Strong global demand and a tight supply of copper has raised the price of the metal to record highs this year, and a threat from U.S. President Donald Trump to impose new copper import tariffs will only send prices higher, an expert says.
“Copper has been seeing a huge tailwind this year,” Ken Hoffman, commodity strategist at Red Cloud Securities, told BNN Bloomberg in an interview Tuesday afternoon.
“You have every military in the world trying to increase budgets, there’s lots of copper in military hardware. Put on top of that the electrification of everything, there’s huge copper needs there… and you’ve just added gas to the fire saying we’re going to put these silly tariffs on copper.”
Earlier Tuesday, Trump said he plans to impose a 50 per cent tariff on copper entering the U.S., but did not specify when the levy will take effect.
Hoffman said U.S. companies will be left paying more for copper if new tariffs are placed on the metal, and the increased cost is exacerbated by a declining U.S. dollar.
“If I’m an automaker in the U.S. and I need copper tubing or if I’m a utility in the U.S. putting up copper wire, I’m definitely going to be paying those U.S. prices. And so, those surcharges will be put on to the U.S. market, the rest of the world will not pay that,” he said.
“In addition to that, you have the U.S. dollar, which is down about 15 per cent this year… so all metals which are priced in U.S. dollars are seeing this huge boost by dollar destruction.”
‘A lot of uncertainty’
For companies that produce copper as well as those that purchase it, Trump’s comments have caused “a lot of uncertainty,” a metal market watcher told BNN Bloomberg Wednesday morning.
“I’ve talked to a number of copper traders as well as copper-producing companies over the last 12 hours or so, and nobody really seems to know what’s happening at this point in time,” said Dalton Baretto, managing director of equity research for metals and mining at Canaccord Genuity.
“Let’s assume the U.S. does put in this 50 per cent tariff… obviously this is negative for any consumer of copper in the country.

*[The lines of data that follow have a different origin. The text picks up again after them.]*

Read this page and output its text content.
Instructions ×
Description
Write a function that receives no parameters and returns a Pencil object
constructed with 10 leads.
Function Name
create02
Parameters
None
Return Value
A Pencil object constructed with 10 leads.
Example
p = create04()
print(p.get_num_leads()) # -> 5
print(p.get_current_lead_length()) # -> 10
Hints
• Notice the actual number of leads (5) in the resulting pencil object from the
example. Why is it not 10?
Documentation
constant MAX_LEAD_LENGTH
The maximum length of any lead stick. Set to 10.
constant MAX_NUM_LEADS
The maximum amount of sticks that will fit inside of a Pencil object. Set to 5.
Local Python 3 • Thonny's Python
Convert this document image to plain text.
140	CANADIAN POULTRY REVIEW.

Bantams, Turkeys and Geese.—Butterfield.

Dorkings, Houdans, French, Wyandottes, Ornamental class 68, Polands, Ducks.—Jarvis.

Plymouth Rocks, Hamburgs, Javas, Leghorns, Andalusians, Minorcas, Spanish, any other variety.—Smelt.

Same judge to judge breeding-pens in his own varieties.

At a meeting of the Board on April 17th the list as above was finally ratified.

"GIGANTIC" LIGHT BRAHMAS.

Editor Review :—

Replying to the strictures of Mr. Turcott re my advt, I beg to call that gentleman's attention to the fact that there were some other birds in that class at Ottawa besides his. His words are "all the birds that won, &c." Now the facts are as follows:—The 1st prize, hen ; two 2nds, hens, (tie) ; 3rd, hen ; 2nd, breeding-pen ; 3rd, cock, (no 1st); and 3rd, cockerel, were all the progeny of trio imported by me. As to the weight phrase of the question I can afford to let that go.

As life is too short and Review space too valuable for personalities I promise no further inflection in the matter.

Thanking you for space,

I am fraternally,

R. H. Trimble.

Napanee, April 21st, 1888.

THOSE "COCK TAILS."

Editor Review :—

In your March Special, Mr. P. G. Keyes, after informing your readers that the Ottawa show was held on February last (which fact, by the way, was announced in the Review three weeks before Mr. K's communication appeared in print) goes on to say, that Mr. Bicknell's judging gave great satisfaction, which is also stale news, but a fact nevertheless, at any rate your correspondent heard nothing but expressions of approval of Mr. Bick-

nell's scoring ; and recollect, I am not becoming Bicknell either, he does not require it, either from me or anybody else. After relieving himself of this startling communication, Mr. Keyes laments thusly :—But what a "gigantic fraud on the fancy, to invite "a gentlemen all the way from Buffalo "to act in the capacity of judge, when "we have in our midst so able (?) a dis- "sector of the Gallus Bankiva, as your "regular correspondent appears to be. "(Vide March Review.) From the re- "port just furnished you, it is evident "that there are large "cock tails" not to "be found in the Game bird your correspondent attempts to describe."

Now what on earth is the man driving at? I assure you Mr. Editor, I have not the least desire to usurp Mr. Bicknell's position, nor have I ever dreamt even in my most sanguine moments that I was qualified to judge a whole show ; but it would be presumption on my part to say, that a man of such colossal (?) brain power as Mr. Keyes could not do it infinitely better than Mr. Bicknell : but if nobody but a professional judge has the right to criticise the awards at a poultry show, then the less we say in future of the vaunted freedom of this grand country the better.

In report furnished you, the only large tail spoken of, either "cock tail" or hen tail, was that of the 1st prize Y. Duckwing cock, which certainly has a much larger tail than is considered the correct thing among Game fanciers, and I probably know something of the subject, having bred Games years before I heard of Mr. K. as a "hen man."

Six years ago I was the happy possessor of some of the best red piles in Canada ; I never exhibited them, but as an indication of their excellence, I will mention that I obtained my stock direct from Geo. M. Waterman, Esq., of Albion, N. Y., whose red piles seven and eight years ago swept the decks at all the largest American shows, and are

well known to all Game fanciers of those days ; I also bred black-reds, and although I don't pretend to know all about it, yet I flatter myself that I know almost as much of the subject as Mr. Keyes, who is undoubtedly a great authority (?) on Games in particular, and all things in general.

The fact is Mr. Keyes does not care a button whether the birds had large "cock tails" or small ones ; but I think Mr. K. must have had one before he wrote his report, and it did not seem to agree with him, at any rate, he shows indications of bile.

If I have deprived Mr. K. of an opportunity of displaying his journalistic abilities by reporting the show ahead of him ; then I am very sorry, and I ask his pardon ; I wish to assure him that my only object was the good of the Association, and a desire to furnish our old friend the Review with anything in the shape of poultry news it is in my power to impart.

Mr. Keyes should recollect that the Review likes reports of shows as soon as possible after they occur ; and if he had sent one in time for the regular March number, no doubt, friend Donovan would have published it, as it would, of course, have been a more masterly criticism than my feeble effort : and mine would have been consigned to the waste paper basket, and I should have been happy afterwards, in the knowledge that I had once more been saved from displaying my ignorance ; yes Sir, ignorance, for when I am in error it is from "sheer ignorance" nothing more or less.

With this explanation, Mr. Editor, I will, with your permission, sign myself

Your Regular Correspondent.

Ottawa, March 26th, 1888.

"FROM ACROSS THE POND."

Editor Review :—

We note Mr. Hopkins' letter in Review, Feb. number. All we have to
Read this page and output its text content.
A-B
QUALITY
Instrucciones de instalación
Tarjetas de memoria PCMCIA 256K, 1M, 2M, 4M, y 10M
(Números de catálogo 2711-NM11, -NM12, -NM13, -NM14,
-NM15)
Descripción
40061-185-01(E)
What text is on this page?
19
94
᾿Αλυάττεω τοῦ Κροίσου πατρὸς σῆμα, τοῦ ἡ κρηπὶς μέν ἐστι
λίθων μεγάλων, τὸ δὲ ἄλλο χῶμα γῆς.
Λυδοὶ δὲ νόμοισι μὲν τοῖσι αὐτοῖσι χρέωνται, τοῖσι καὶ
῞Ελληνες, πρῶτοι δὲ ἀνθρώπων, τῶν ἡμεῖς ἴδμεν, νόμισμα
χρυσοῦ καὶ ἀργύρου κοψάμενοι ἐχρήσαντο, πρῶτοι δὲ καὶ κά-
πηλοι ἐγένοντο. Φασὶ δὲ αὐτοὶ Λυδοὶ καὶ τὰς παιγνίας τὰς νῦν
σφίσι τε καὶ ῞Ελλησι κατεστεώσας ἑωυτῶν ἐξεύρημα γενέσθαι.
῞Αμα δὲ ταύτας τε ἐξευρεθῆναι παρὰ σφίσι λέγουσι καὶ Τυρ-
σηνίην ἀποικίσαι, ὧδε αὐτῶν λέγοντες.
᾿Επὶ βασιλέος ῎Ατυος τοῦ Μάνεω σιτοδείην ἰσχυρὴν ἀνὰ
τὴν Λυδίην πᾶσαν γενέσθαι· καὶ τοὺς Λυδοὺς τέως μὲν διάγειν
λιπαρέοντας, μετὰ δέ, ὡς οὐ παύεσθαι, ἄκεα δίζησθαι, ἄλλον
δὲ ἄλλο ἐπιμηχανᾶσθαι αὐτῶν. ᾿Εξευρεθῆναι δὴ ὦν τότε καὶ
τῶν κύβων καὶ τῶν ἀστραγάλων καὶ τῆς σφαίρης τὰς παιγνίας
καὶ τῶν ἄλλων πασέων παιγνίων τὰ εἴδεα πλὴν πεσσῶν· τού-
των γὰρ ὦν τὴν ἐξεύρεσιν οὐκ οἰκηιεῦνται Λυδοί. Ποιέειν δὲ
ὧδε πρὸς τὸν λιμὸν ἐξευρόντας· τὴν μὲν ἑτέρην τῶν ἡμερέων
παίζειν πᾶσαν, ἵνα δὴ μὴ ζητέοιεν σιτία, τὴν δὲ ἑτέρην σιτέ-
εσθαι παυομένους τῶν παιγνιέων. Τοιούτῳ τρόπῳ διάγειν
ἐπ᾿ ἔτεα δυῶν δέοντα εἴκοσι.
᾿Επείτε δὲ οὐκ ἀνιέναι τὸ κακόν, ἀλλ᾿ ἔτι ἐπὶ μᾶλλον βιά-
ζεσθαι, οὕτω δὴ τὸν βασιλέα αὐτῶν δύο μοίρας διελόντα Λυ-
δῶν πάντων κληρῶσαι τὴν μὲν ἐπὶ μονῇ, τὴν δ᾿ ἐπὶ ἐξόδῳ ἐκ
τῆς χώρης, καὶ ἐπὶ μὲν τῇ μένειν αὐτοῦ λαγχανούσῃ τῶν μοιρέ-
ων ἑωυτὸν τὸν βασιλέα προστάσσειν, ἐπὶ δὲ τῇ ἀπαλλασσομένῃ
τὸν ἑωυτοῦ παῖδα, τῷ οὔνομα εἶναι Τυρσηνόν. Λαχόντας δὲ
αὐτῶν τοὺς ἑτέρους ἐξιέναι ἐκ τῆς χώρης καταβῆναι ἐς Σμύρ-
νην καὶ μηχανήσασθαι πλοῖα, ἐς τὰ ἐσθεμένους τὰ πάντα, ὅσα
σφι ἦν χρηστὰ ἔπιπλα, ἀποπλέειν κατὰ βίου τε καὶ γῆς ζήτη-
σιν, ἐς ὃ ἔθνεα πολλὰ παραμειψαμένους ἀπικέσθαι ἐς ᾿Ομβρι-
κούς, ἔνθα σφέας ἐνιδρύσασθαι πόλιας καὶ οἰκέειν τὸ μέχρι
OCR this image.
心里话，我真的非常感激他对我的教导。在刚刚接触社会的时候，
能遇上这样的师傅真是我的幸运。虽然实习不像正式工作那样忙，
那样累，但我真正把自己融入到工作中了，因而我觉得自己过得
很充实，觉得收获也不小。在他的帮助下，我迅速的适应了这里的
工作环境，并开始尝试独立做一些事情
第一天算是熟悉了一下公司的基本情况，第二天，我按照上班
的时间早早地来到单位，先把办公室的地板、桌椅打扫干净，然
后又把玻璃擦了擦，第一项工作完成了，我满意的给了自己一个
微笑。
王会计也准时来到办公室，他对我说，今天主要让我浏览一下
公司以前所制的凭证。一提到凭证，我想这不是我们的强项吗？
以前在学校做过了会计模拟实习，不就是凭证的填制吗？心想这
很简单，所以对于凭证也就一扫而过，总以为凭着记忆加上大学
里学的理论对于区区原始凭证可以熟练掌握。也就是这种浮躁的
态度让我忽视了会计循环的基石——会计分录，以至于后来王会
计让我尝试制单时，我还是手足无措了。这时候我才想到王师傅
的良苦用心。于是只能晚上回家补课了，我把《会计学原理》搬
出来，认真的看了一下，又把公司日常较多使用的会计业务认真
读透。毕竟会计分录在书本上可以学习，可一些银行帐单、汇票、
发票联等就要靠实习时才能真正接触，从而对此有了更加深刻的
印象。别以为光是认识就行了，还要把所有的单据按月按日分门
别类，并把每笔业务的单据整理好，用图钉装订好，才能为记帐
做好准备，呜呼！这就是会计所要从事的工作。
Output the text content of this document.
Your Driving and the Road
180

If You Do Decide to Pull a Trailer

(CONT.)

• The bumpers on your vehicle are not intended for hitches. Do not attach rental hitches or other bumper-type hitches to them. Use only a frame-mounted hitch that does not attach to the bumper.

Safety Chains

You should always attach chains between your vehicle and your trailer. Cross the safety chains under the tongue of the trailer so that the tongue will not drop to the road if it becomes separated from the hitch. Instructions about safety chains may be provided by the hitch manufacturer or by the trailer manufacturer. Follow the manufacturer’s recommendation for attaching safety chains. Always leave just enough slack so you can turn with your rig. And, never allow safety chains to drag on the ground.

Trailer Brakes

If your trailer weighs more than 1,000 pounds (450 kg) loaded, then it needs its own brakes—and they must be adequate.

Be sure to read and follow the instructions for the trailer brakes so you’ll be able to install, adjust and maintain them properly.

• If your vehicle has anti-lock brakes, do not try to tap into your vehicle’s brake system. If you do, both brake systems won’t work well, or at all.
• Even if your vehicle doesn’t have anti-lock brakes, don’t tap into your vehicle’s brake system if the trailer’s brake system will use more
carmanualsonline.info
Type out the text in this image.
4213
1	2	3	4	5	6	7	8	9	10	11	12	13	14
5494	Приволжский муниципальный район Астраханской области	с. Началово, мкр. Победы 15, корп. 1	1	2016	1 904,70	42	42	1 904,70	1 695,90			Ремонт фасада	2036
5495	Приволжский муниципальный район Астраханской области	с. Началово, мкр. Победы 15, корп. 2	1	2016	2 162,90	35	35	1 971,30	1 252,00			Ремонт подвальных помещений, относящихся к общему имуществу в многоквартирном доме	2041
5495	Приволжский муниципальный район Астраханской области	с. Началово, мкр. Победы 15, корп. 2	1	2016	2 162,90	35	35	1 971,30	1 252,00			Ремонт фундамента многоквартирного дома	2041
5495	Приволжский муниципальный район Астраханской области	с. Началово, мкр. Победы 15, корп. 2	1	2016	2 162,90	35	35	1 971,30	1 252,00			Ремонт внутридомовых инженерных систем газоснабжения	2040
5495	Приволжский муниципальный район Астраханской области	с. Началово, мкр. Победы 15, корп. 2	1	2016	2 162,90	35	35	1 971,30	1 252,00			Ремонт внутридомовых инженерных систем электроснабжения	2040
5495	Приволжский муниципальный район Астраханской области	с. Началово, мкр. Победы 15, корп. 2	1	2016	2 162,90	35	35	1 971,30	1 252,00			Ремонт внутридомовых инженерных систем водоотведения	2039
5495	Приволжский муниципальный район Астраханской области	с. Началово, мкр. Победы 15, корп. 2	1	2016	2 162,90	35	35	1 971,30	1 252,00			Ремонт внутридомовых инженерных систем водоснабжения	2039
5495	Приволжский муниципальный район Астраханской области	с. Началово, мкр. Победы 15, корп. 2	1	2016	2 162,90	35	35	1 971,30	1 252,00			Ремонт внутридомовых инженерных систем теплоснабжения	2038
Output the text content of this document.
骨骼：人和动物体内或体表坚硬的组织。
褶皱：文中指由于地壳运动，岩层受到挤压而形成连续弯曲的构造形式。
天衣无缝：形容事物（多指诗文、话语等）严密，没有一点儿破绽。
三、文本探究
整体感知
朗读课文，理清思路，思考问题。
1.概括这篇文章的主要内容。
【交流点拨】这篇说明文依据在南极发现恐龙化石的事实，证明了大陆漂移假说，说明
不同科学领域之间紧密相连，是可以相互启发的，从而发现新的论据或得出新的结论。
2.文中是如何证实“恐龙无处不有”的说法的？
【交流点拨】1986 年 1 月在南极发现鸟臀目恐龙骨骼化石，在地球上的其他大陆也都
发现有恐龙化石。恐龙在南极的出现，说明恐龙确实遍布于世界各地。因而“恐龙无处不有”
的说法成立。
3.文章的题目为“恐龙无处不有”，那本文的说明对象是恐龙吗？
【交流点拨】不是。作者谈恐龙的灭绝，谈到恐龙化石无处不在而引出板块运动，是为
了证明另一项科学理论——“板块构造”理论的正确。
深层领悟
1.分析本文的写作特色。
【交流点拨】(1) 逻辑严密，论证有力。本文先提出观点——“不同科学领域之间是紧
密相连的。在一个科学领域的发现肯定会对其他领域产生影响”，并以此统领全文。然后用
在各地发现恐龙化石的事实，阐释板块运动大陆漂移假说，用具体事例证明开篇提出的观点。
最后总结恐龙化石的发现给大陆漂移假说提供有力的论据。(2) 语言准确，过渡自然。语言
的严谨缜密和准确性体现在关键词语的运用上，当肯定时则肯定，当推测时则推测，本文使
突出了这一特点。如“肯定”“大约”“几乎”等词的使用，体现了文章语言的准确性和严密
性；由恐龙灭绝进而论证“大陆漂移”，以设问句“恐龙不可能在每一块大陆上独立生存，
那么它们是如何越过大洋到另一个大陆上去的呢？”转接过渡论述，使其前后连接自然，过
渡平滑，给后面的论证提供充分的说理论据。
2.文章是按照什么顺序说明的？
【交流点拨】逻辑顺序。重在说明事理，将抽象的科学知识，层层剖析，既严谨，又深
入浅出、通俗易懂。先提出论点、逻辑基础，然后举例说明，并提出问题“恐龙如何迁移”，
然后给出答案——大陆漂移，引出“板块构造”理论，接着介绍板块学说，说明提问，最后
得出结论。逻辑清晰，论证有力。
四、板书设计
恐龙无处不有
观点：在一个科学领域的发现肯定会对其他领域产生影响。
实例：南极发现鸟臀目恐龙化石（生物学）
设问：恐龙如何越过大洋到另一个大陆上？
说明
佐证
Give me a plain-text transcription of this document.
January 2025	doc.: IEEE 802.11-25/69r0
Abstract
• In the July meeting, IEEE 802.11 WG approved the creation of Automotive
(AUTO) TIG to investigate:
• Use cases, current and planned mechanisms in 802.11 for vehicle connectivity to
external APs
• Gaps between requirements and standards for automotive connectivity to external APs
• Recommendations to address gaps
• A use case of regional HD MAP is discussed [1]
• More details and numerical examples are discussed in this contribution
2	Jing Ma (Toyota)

What this is also going to do is put in a sustained premium over the LME (London Metal Exchange), the global benchmark price, for any copper that’s in the U.S.”
Baretto said new copper tariffs would cause a rebalancing of metal flows away from the U.S. but noted that companies with American copper mines could benefit down the line.
Copper production in the U.S. is largely dominated by American metals firm Freeport-McMoRan, Baretto said, however Canadian miners like Vancouver-based Taseko Mines and Toronto-based Hudbay Minerals are looking to enter the U.S. copper production space in the coming years.